Why do you think the Uluru Statement from the Heart is important?

My very pleasing time with the Awabakal people in Newcastle showed that just
like nations everywhere, there are also differences of opinion within indigenous
communities, and it is usually termed "politics". Around the world, and particularly
in a nation that is confronting a pandemic, climate change, marriage equality,
overt recognition of a complex respect for the treatment of First Nations People
and other matters where "politics" comes into play, it is rare that there can be a
collaborative statement/agreement/outcome anything like the Uluru Statement
from the Heart. It is a momentous communique that demonstrates how
differences in hot spots around the world could be sufficiently resolved to be a
platform for consensus and progress to a new ethos. It tops Australia's previously
most amazing achievement of consensus - federation - where diversity was less
complex.

Why is it important for Indigenous people to have a say in the matters that affect
them?

I am a Captain of a NSW Rural Fire Service Brigade. The reasonably recent
recognition of the efficacy of cultural cool burns, that First Nations people have
practiced for millennia, is a very clear indicator that "white-man" practices
imported from cool climate Europe to a hot dry country environment can benefit
from listening to our indigenous knowledge holders. Our so-called sophisticated
democracy demonstrates time after time that generalised one-size-fits-all
outcomes are not beacons in the dominant social milieu of today's Australia. It
might be harder for people living a culture arising from individual ownership to
"hear" concepts arising from a culture arising from "Country", but if we are now
hearing from indigenous experts in fire management, we should equally work
harder to "hear" from a people who didn't evolve from a foreign industrialised
ethos. But this has been said before - "when in Rome, do as the Romans do". So,
when advocating for Indigenous peoples, adapt one's thinking to do as the
indigenous do, think and live, and that will be real listening.
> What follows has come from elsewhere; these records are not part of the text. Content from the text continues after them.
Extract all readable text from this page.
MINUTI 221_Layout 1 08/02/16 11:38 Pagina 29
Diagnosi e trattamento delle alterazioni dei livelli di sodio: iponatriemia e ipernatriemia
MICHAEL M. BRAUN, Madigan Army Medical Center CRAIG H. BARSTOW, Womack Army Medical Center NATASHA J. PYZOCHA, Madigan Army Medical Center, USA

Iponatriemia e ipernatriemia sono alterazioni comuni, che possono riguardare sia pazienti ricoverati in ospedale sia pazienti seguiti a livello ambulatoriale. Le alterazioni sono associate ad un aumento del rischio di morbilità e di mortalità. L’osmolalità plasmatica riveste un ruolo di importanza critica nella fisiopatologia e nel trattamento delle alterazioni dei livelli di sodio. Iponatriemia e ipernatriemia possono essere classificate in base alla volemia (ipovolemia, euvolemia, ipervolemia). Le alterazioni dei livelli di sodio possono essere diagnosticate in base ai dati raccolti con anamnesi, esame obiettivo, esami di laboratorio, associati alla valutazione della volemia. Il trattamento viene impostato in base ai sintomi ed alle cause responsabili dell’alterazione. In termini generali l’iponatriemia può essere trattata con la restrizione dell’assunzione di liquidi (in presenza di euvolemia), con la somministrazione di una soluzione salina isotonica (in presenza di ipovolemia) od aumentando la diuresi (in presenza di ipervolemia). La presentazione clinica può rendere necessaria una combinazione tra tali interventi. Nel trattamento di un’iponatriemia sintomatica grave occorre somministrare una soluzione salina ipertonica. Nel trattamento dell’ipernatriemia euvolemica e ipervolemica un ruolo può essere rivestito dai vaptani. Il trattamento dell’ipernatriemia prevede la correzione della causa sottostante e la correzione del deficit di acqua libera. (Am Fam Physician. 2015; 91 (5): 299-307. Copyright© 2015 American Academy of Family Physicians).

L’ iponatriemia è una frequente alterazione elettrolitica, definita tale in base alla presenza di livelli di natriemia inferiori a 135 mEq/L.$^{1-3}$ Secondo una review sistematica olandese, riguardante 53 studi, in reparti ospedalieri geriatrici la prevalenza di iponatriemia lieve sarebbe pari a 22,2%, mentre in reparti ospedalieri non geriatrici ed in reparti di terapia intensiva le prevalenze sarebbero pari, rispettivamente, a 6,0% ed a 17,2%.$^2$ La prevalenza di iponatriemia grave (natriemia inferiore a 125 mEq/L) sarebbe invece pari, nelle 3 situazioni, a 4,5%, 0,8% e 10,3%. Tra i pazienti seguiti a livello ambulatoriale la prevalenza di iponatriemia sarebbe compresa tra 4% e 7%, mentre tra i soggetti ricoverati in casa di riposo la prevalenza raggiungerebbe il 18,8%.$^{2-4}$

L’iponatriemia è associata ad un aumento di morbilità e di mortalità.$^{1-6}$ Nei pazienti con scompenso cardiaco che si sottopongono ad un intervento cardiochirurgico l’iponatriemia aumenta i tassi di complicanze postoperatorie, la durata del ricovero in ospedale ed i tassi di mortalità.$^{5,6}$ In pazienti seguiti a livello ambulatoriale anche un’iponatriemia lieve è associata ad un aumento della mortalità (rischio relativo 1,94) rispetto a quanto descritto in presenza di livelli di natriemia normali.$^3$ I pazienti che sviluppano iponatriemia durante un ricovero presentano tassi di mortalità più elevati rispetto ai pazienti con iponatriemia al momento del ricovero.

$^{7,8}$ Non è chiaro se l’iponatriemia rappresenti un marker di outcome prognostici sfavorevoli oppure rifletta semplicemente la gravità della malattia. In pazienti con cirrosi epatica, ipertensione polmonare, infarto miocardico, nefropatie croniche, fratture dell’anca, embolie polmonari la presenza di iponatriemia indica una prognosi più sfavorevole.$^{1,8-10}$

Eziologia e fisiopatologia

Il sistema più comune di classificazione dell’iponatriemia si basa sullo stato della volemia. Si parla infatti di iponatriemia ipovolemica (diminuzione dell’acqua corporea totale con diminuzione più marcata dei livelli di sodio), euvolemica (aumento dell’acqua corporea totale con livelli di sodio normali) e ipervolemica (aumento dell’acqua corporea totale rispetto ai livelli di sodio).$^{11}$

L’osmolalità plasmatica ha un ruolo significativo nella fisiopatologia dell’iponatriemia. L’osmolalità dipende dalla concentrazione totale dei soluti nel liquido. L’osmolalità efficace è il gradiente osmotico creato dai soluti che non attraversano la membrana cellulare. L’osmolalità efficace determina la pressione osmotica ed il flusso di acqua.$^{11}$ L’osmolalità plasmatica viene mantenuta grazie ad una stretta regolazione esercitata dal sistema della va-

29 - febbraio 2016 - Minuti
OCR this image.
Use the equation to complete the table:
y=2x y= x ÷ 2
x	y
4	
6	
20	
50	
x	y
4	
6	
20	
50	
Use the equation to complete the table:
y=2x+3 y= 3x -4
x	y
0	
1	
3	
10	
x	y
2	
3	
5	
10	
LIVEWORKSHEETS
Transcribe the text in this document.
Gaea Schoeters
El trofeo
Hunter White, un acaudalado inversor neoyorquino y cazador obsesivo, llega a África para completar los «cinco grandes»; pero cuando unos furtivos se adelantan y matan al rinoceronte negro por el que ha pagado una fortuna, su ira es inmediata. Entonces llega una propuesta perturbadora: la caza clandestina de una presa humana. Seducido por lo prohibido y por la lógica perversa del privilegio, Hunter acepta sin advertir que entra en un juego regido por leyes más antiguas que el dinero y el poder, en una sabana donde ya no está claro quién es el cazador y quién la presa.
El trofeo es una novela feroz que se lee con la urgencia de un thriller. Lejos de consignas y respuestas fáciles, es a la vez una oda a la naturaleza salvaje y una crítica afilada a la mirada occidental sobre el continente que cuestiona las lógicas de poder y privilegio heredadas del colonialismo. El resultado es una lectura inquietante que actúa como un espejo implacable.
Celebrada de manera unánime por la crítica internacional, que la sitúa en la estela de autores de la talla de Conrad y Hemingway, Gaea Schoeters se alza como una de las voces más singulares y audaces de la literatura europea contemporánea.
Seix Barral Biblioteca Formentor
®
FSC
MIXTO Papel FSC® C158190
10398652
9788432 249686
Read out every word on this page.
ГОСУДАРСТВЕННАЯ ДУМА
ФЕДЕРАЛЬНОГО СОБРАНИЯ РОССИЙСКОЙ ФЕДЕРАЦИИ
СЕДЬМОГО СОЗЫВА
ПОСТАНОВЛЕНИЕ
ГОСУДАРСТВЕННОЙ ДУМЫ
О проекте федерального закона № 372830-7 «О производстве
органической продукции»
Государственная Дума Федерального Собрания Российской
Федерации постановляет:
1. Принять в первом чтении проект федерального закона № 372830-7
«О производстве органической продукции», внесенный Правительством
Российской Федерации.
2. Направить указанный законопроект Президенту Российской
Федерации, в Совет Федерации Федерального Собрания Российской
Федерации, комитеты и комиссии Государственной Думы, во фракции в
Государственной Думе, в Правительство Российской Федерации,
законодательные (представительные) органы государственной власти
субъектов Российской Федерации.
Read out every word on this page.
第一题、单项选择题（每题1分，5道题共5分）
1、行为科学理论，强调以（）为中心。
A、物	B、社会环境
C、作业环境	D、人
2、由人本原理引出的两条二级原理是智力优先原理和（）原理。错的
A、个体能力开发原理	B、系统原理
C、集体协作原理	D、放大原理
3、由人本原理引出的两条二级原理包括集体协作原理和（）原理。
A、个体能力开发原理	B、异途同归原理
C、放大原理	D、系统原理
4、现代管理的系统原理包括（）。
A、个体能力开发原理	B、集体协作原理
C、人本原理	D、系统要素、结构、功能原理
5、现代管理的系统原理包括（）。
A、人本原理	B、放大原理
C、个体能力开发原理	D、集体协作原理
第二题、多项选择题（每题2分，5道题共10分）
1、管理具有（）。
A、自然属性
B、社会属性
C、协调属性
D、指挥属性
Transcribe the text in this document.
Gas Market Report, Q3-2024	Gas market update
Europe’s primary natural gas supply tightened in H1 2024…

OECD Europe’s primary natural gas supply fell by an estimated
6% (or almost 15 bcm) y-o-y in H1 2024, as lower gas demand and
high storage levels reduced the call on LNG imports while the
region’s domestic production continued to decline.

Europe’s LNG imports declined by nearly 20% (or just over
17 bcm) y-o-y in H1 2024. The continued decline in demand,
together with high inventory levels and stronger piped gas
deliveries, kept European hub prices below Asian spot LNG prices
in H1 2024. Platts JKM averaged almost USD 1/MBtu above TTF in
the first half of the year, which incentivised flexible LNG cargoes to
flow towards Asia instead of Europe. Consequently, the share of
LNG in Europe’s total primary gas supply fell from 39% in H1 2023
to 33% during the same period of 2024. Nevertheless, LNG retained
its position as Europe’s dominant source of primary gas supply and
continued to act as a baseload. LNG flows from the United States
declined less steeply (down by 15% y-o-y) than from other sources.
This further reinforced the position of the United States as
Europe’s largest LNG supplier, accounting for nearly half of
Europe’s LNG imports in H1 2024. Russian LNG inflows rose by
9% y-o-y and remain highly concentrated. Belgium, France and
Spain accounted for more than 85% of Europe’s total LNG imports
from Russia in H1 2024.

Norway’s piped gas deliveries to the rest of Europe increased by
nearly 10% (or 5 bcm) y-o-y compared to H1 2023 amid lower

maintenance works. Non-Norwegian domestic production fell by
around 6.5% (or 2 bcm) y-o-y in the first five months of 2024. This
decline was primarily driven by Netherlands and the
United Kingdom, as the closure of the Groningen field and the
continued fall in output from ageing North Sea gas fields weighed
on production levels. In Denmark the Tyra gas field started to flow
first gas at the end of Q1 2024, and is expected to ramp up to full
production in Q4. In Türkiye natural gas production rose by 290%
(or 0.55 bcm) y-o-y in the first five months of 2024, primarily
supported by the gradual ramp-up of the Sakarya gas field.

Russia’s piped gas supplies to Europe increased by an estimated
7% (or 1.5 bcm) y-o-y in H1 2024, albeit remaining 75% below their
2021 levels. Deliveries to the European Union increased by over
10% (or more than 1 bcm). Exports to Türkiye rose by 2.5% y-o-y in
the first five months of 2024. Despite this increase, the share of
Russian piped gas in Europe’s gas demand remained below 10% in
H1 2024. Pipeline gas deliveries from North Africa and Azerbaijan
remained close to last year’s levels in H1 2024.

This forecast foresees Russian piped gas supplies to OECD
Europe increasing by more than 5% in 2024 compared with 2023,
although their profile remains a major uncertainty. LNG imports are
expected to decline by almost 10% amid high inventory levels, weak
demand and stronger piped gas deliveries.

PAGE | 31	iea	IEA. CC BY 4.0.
Why do you think it's important to enshrine the Voice to Parliament in the
Constitution, rather than include it only in legislation?

If our response is to be anywhere near as momentous as was achieved at Uluru,
or what was achieved at federation, it should enable our First Nations People to
enter into a Constitution they would have been part of had imported European
culture been as egalitarian as we like to portray ourselves today. Conversely, to
squib at belated inclusion in the Constitution will clearly demonstrate that Australia
is not yet the egalitarian society we like to portray.

How could a Voice to Parliament improve the lives of your community?

It doesn't matter how much spin people want to put on the matter, First Nations
people deserve respect for being first to populate our lands. Continuing to deny a
real voice to the Parliament that they had no part in creating, and no original voice
within, and no part in its written constitution, could only be explained by admitting
that the issue is about current power and not about decency or fairness or our so-
called egalitarian ethos. First Nations peoples have out-performed other diverse
sectors of the Australian community by collectively agreeing, at the heart of our
country, upon a momentous common understanding. Let us do the right thing.
Recognise the voice from which it evolved within the Australian Constitution.